In order to prepare for what columnification I do here, I read far too much news and save bits and pieces on scraps of paper and electronica. One of those bits: Panels with wires sticking out of them depicting a cartoon character making the gesture popularly known as “the bird” sparked panic in Boston, resulted in charges against two men who distributed them, and may lead to further charges against the company that put them up to it.
Some people around here have tried to make out like Seattle is way cooler than Boston in this regard. After all, we got paneled too, at the same time, by the same broadcasting company, and we didn’t go bat-spit freaking Stupid and arrest people and turn on the sirens and redden our terror alert signs.
Upon closer inspection, however, Seattle is not that much different from Boston, just out of temporal synch with it. This is the city that in 1996 arrested and tried Jason Sprinkle, AKA Subculture Joe, for inducing bat-spit freaking Stupidity and a rush-hour traffic nightmare as nine city blocks were cordoned off to protect us all from a truck with the words “Timberlake Carpentry Rules (The Bomb!)” painted on it. So we were the Boston in 1996. Maybe in 2015 Boston will be the Seattle.
The truth is, Americans everywhere are fully as capable of becoming as bat-spit freaking Stupid as any crazed mob in any movie filled with stereotypic foreign babbling crazed mobs you’ve ever seen. That’s the whole reason we’re at war with Iraq right now. We Americans panicked when somebody actually attacked us, so as a nation we went bat-spit freaking Stupid and attacked somebody else who had nothing to do with it, and we’re still so Stupid we’re still doing it, and court-martialing people for trying to save us from doing it.
I was further reminded of what nut-cases we are capable of being when I learned that it was necessary for a three judge panel of the 6th Circuit Court of Appeals to ascertain that it is not OK to arrest a man for using the word “goddamn” at a town board meeting, like happened a while back in Montrose, Michigan.
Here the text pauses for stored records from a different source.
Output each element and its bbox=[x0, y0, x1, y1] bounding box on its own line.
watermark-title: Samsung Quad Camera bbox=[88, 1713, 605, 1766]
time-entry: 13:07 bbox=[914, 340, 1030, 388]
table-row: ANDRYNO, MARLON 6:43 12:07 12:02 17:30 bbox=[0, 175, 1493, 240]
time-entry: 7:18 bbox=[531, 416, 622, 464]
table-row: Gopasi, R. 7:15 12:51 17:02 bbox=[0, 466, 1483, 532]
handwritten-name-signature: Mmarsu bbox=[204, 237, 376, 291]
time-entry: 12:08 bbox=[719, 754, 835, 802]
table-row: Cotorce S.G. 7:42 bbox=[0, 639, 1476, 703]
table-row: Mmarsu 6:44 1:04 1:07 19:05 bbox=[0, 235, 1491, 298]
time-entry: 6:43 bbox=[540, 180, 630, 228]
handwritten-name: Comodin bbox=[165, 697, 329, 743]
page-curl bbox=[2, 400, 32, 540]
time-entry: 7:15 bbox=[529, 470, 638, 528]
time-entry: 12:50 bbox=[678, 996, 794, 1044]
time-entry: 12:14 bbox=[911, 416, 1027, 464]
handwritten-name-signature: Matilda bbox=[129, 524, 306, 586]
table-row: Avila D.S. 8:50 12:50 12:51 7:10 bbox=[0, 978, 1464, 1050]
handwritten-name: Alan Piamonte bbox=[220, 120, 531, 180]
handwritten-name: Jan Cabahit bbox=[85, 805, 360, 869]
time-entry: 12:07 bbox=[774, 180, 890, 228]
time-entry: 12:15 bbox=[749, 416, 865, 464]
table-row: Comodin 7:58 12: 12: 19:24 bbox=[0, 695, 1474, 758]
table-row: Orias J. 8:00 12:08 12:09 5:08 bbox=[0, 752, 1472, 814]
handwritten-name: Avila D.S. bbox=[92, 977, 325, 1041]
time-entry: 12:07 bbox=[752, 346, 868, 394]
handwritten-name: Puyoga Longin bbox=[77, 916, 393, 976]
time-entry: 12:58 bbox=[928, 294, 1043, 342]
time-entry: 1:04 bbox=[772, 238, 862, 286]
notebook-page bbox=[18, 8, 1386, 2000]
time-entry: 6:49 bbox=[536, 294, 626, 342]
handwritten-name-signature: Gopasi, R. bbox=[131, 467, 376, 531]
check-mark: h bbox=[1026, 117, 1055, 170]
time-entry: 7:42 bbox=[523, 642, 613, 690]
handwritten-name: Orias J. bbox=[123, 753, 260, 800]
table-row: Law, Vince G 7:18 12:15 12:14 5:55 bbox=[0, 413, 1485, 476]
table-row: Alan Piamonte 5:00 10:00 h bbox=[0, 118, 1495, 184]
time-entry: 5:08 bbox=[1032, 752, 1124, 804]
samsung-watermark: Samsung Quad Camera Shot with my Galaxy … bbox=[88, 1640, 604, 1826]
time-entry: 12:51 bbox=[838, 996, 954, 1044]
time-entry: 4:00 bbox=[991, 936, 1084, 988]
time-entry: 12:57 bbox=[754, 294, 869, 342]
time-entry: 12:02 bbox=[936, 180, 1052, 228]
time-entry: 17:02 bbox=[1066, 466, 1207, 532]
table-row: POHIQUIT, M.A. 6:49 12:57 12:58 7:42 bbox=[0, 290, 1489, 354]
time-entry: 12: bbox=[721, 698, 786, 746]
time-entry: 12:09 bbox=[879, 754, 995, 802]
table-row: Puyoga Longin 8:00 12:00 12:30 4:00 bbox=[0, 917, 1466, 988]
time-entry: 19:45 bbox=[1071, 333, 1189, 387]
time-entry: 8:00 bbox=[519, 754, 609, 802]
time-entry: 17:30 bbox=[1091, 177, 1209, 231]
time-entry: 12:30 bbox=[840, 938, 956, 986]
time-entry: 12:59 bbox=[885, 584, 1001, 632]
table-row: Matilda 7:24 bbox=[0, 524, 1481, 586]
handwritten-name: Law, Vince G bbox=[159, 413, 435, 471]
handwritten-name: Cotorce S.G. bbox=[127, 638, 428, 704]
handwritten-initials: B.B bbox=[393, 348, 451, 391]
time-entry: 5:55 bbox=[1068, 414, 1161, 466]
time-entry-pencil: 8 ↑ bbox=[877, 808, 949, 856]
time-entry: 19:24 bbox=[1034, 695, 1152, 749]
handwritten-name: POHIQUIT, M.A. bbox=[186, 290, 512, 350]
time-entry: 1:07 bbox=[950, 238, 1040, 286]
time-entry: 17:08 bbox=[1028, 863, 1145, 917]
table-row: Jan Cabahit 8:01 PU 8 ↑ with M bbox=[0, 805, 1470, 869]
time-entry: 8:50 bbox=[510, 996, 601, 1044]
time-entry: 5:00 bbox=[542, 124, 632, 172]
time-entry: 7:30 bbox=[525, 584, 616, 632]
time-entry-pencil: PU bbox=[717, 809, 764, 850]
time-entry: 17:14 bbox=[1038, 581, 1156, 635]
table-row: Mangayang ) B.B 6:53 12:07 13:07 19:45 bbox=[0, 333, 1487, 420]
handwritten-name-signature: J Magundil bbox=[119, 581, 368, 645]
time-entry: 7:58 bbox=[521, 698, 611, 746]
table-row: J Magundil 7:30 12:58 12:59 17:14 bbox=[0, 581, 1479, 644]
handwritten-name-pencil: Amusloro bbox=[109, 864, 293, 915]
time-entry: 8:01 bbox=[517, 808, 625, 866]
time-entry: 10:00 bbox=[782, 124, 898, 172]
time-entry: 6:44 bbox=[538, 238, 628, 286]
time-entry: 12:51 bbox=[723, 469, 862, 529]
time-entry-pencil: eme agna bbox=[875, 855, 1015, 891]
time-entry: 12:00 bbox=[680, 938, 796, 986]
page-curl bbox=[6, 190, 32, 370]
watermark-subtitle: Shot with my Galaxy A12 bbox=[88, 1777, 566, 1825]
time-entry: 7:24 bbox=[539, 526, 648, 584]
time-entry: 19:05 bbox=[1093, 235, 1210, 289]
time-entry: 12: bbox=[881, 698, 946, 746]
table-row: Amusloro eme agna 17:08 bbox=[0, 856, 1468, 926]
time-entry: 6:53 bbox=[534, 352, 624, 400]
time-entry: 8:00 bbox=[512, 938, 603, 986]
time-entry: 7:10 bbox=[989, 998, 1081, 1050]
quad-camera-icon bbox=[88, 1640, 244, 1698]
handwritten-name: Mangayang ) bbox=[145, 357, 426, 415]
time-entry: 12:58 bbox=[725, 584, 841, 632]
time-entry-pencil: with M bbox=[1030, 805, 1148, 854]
Later, it may be necessary for the Supreme Court to reiterate that fact, because Montrose may appeal.
Again, don’t congratulate yourself that Montrose is the Stupid this time. When you’ve got the pox, you’ve got the pox. You don’t say, “oh I don’t have the pox, it’s just my elbow that has it.” If your elbow has the pox, you’ve got the pox.
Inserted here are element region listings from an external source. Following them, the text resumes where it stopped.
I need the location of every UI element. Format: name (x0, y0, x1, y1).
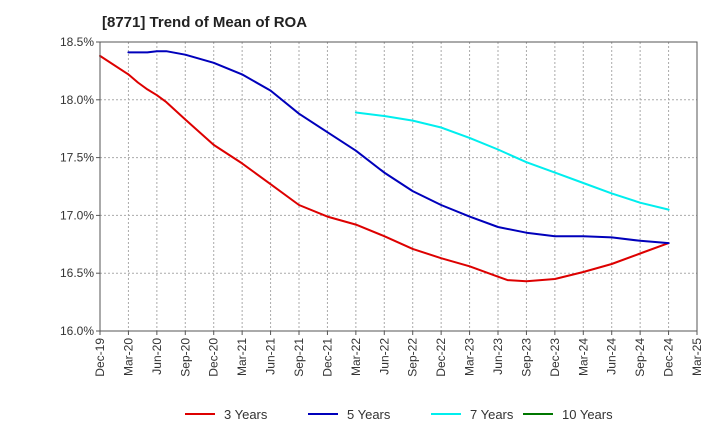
x-tick-label: Jun-20 (150, 338, 164, 375)
legend-label-0: 3 Years (224, 407, 268, 422)
x-tick-label: Sep-20 (178, 338, 192, 377)
y-axis: 16.0% 16.5% 17.0% 17.5% 18.0% 18.5% (60, 35, 100, 338)
x-tick-label: Dec-23 (548, 338, 562, 377)
y-tick-label: 18.0% (60, 93, 94, 107)
plot-frame (99, 41, 698, 332)
x-tick-label: Dec-22 (434, 338, 448, 377)
x-tick-label: Jun-22 (377, 338, 391, 375)
x-tick-label: Jun-24 (605, 338, 619, 375)
x-tick-label: Mar-20 (121, 338, 135, 376)
y-tick-label: 16.5% (60, 266, 94, 280)
x-tick-label: Mar-24 (576, 338, 590, 376)
legend-label-2: 7 Years (470, 407, 514, 422)
y-tick-label: 16.0% (60, 324, 94, 338)
x-tick-label: Mar-21 (235, 338, 249, 376)
x-tick-label: Mar-25 (690, 338, 704, 376)
y-tick-label: 17.5% (60, 151, 94, 165)
y-tick-label: 17.0% (60, 208, 94, 222)
x-tick-label: Jun-21 (264, 338, 278, 375)
legend-label-1: 5 Years (347, 407, 391, 422)
grid (99, 41, 698, 332)
legend: 3 Years 5 Years 7 Years 10 Years (185, 407, 613, 422)
x-tick-label: Dec-19 (93, 338, 107, 377)
x-tick-label: Mar-22 (349, 338, 363, 376)
x-tick-label: Jun-23 (491, 338, 505, 375)
x-axis: Dec-19 Mar-20 Jun-20 Sep-20 Dec-20 Mar-21 Jun-… (93, 331, 704, 377)
x-tick-label: Sep-21 (292, 338, 306, 377)
x-tick-label: Sep-24 (633, 338, 647, 377)
x-tick-label: Sep-22 (406, 338, 420, 377)
series-line-1 (127, 50, 670, 245)
series-line-0 (99, 54, 670, 283)
x-tick-label: Dec-20 (207, 338, 221, 377)
series-line-2 (354, 111, 670, 211)
chart-title: [8771] Trend of Mean of ROA (102, 14, 308, 31)
plot-area (100, 42, 697, 331)
x-tick-label: Dec-21 (320, 338, 334, 377)
y-tick-label: 18.5% (60, 35, 94, 49)
x-tick-label: Mar-23 (463, 338, 477, 376)
x-tick-label: Dec-24 (662, 338, 676, 377)
x-tick-label: Sep-23 (519, 338, 533, 377)
series-group (99, 50, 670, 283)
legend-label-3: 10 Years (562, 407, 613, 422)
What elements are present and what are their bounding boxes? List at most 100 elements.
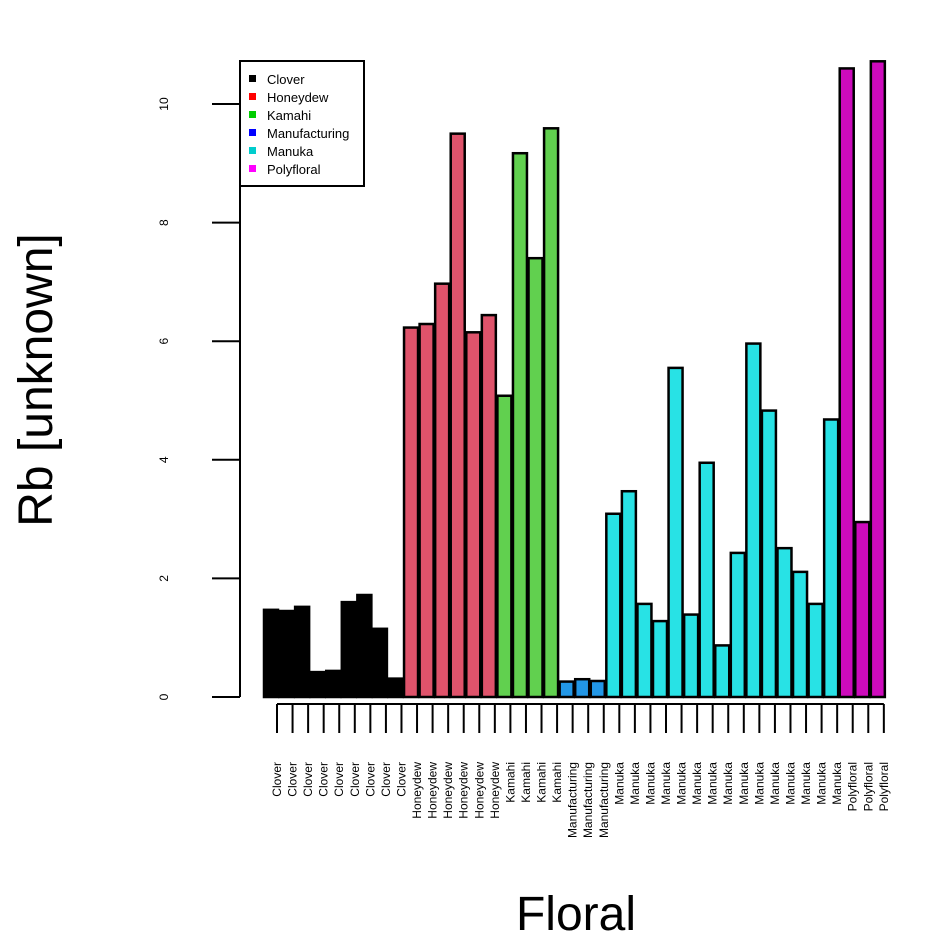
x-tick-label: Manuka (815, 762, 829, 805)
bar (713, 644, 731, 699)
bar (324, 669, 342, 699)
bar (418, 322, 435, 699)
x-tick-label: Manuka (612, 762, 626, 805)
bar (745, 342, 762, 699)
x-tick-label: Clover (270, 762, 284, 797)
bar (511, 151, 529, 699)
legend-label: Clover (267, 72, 305, 87)
bar (791, 570, 809, 699)
bar (760, 409, 778, 699)
x-tick-label: Clover (332, 762, 346, 797)
y-tick-label: 4 (157, 456, 171, 463)
x-tick-label: Honeydew (457, 762, 471, 819)
x-tick-label: Clover (317, 762, 331, 797)
x-tick-label: Honeydew (426, 762, 440, 819)
x-tick-label: Honeydew (488, 762, 502, 819)
legend-box (239, 60, 365, 187)
legend-label: Manuka (267, 144, 314, 159)
legend-swatch (249, 147, 256, 154)
y-axis: 0 2 4 6 8 10 (157, 97, 241, 700)
bar (449, 132, 466, 699)
x-tick-label: Polyfloral (877, 762, 891, 811)
bar (340, 600, 358, 699)
x-tick-label: Manuka (737, 762, 751, 805)
bar (776, 546, 793, 699)
legend-label: Kamahi (267, 108, 311, 123)
x-tick-label: Clover (301, 762, 315, 797)
bar (496, 394, 513, 699)
legend-label: Polyfloral (267, 162, 321, 177)
x-tick-label: Manuka (675, 762, 689, 805)
x-tick-label: Kamahi (550, 762, 564, 803)
bar (387, 677, 404, 699)
x-tick-label: Manuka (659, 762, 673, 805)
bar (636, 602, 653, 699)
bar (854, 520, 871, 699)
bar (729, 551, 747, 699)
x-axis-label: Floral (516, 888, 636, 941)
bar (356, 593, 373, 699)
legend-swatch (249, 111, 256, 118)
bar (698, 461, 715, 699)
x-tick-label: Manuka (768, 762, 782, 805)
bar (807, 602, 824, 699)
bar (651, 619, 669, 699)
x-tick-label: Honeydew (410, 762, 424, 819)
bar (527, 256, 544, 699)
bar (262, 608, 280, 699)
y-tick-label: 2 (157, 575, 171, 582)
bar (309, 670, 326, 699)
x-tick-label: Kamahi (535, 762, 549, 803)
y-tick-label: 0 (157, 693, 171, 700)
x-tick-label: Manuka (799, 762, 813, 805)
legend-swatch (249, 75, 256, 82)
x-tick-label: Manufacturing (581, 762, 595, 838)
legend-swatch (249, 165, 256, 172)
bar (293, 605, 311, 699)
bar (558, 680, 575, 699)
x-tick-label: Clover (394, 762, 408, 797)
x-tick-label: Clover (379, 762, 393, 797)
bar (605, 512, 622, 699)
y-axis-label: Rb [unknown] (10, 233, 63, 527)
legend-swatch (249, 93, 256, 100)
bar (371, 627, 389, 699)
x-tick-label: Manufacturing (597, 762, 611, 838)
x-tick-label: Kamahi (519, 762, 533, 803)
legend-label: Honeydew (267, 90, 329, 105)
bar (589, 679, 607, 699)
legend: Clover Honeydew Kamahi Manufacturing Manuka P… (239, 60, 365, 187)
legend-label: Manufacturing (267, 126, 349, 141)
bar (682, 613, 700, 699)
bar (465, 331, 482, 699)
bar (838, 67, 855, 699)
x-tick-label: Manuka (706, 762, 720, 805)
bar (278, 609, 295, 699)
x-tick-label: Kamahi (503, 762, 517, 803)
x-tick-label: Manuka (628, 762, 642, 805)
bar (620, 489, 638, 699)
x-tick-label: Manuka (721, 762, 735, 805)
x-tick-label: Polyfloral (846, 762, 860, 811)
bar (573, 677, 591, 699)
bar (869, 60, 887, 699)
bar (667, 366, 684, 699)
x-tick-label: Polyfloral (861, 762, 875, 811)
bar (433, 282, 451, 699)
bar (480, 313, 498, 699)
x-tick-label: Clover (286, 762, 300, 797)
x-axis: Clover Clover Clover Clover Clover Clover Clov… (270, 703, 891, 838)
bar (822, 418, 840, 699)
x-tick-label: Clover (348, 762, 362, 797)
y-tick-label: 6 (157, 338, 171, 345)
y-tick-label: 8 (157, 219, 171, 226)
legend-swatch (249, 129, 256, 136)
x-tick-label: Manuka (752, 762, 766, 805)
x-tick-label: Honeydew (472, 762, 486, 819)
bars (262, 60, 887, 699)
x-tick-label: Clover (363, 762, 377, 797)
bar (402, 326, 420, 699)
x-tick-label: Manuka (643, 762, 657, 805)
x-tick-label: Manuka (830, 762, 844, 805)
Just because Stupidity breaks out in random places, doesn’t mean it isn’t always everywhere. It’s in all of our blood. You could be the Stupid next. Or the Stupid could be your own mayor or your own police chief.
Your could be like the New York dealer of over-priced antiques who is suing four homeless guys for more than a million dollars. He says he knows he isn’t going to get the money. He says he’s suing for the money “for legal reasons.” Yeah, and I’m laughing at him for psychiatric reasons.
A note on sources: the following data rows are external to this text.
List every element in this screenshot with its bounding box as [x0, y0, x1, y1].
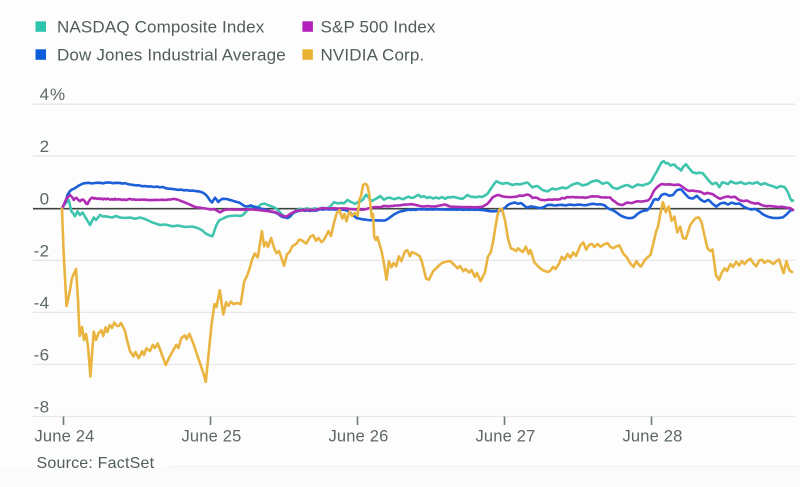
svg-text:NASDAQ Composite Index: NASDAQ Composite Index	[57, 18, 265, 37]
svg-text:S&P 500 Index: S&P 500 Index	[321, 18, 436, 37]
svg-text:-6: -6	[34, 345, 50, 364]
svg-text:June 26: June 26	[328, 428, 388, 446]
svg-text:-2: -2	[34, 241, 50, 260]
svg-text:June 27: June 27	[475, 428, 535, 446]
svg-text:0: 0	[40, 189, 50, 208]
svg-text:-4: -4	[34, 293, 50, 312]
svg-text:June 28: June 28	[622, 428, 682, 446]
svg-text:-8: -8	[34, 398, 50, 417]
svg-text:%: %	[50, 85, 66, 104]
svg-text:Source: FactSet: Source: FactSet	[37, 455, 155, 472]
svg-text:NVIDIA Corp.: NVIDIA Corp.	[321, 46, 425, 65]
svg-text:4: 4	[40, 85, 50, 104]
svg-text:2: 2	[40, 137, 50, 156]
svg-text:Dow Jones Industrial Average: Dow Jones Industrial Average	[57, 46, 286, 65]
svg-text:June 25: June 25	[181, 428, 241, 446]
svg-text:June 24: June 24	[34, 428, 94, 446]
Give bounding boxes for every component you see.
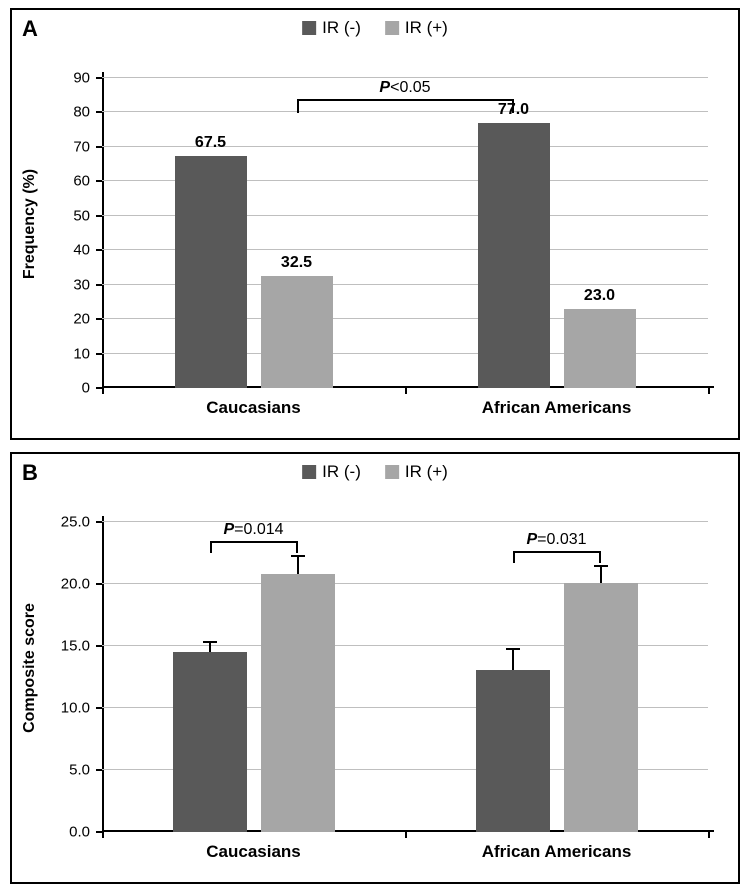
ytick-label: 70 [73, 138, 90, 155]
xtick-mark [405, 832, 407, 838]
xtick-mark [708, 832, 710, 838]
category-label: African Americans [482, 398, 632, 418]
bar-pos [261, 574, 335, 832]
ytick-mark [96, 769, 102, 771]
ytick-mark [96, 146, 102, 148]
legend-item-ir-pos-b: IR (+) [385, 462, 448, 482]
panel-a: A IR (-) IR (+) Frequency (%) 0 10 20 30 40 5… [10, 8, 740, 440]
ytick-label: 5.0 [69, 762, 90, 779]
value-label: 67.5 [195, 134, 226, 152]
ytick-label: 10.0 [61, 700, 90, 717]
legend-label-ir-pos-b: IR (+) [405, 462, 448, 482]
ytick-label: 40 [73, 242, 90, 259]
ytick-mark [96, 249, 102, 251]
legend-label-ir-neg: IR (-) [322, 18, 361, 38]
panel-b-legend: IR (-) IR (+) [302, 462, 448, 482]
error-bar [512, 648, 514, 669]
ytick-label: 10 [73, 345, 90, 362]
panel-a-ylabel: Frequency (%) [21, 169, 39, 279]
ytick-label: 30 [73, 276, 90, 293]
bar-neg [173, 652, 247, 832]
error-bar [297, 555, 299, 574]
gridline [102, 521, 708, 522]
ytick-mark [96, 111, 102, 113]
error-cap [506, 648, 520, 650]
panel-a-legend: IR (-) IR (+) [302, 18, 448, 38]
ytick-label: 90 [73, 70, 90, 87]
ytick-label: 25.0 [61, 514, 90, 531]
bar-neg [476, 670, 550, 832]
error-cap [594, 565, 608, 567]
category-label: African Americans [482, 842, 632, 862]
significance-label: P<0.05 [379, 79, 430, 97]
significance-label: P=0.031 [526, 531, 586, 549]
legend-swatch-ir-pos [385, 21, 399, 35]
ytick-mark [96, 318, 102, 320]
bar-neg [478, 123, 550, 388]
panel-b-y-axis [102, 516, 104, 832]
ytick-mark [96, 583, 102, 585]
ytick-mark [96, 215, 102, 217]
bar-pos [261, 276, 333, 388]
panel-b-ylabel: Composite score [21, 603, 39, 733]
panel-b: B IR (-) IR (+) Composite score 0.05.010… [10, 452, 740, 884]
ytick-mark [96, 521, 102, 523]
value-label: 77.0 [498, 101, 529, 119]
xtick-mark [102, 832, 104, 838]
significance-label: P=0.014 [223, 521, 283, 539]
ytick-label: 15.0 [61, 638, 90, 655]
xtick-mark [405, 388, 407, 394]
ytick-mark [96, 284, 102, 286]
error-cap [291, 555, 305, 557]
legend-item-ir-neg-b: IR (-) [302, 462, 361, 482]
error-bar [600, 565, 602, 582]
bar-neg [175, 156, 247, 389]
legend-item-ir-pos: IR (+) [385, 18, 448, 38]
ytick-label: 80 [73, 104, 90, 121]
ytick-label: 60 [73, 173, 90, 190]
ytick-mark [96, 353, 102, 355]
gridline [102, 111, 708, 112]
legend-label-ir-neg-b: IR (-) [322, 462, 361, 482]
panel-a-label: A [22, 16, 38, 42]
gridline [102, 146, 708, 147]
legend-swatch-ir-pos-b [385, 465, 399, 479]
value-label: 32.5 [281, 254, 312, 272]
panel-b-label: B [22, 460, 38, 486]
ytick-label: 20.0 [61, 576, 90, 593]
xtick-mark [708, 388, 710, 394]
ytick-mark [96, 180, 102, 182]
significance-bracket [513, 551, 601, 553]
ytick-label: 0 [82, 380, 90, 397]
value-label: 23.0 [584, 287, 615, 305]
ytick-mark [96, 645, 102, 647]
ytick-label: 50 [73, 207, 90, 224]
error-cap [203, 641, 217, 643]
legend-item-ir-neg: IR (-) [302, 18, 361, 38]
ytick-mark [96, 77, 102, 79]
panel-b-plot: 0.05.010.015.020.025.0CaucasiansAfrican … [102, 522, 708, 832]
significance-bracket [297, 99, 514, 101]
xtick-mark [102, 388, 104, 394]
bar-pos [564, 309, 636, 388]
legend-swatch-ir-neg-b [302, 465, 316, 479]
bar-pos [564, 583, 638, 832]
ytick-mark [96, 707, 102, 709]
ytick-label: 20 [73, 311, 90, 328]
panel-a-y-axis [102, 72, 104, 388]
category-label: Caucasians [206, 398, 301, 418]
panel-a-plot: 0102030405060708090Caucasians67.532.5Afr… [102, 78, 708, 388]
category-label: Caucasians [206, 842, 301, 862]
legend-label-ir-pos: IR (+) [405, 18, 448, 38]
figure: A IR (-) IR (+) Frequency (%) 0 10 20 30 40 5… [0, 0, 750, 896]
ytick-label: 0.0 [69, 824, 90, 841]
significance-bracket [210, 541, 298, 543]
legend-swatch-ir-neg [302, 21, 316, 35]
Sometimes that’s all you can do.
In the early eighties a writer for the New York Times was reporting on a New Mexico celebration that she said was some sort of “community chicken killing festival.” She also referred to it as a “gang pluck.” Not only did the New York Times fire her for writing like that (even though it’s been reported she was originally hired for the purpose of livening up their prose!) but when the woman died this week they couldn’t bring themselves to quote the “gang pluck” line in her obituary.
Being fired by the New York Times might have been a crushing blow for some writers, but Molly Ivins apparently just laughed out the door and kept laughing all the way out death’s door, too.
We need to all remember how she managed to pull that off. It gives us hope.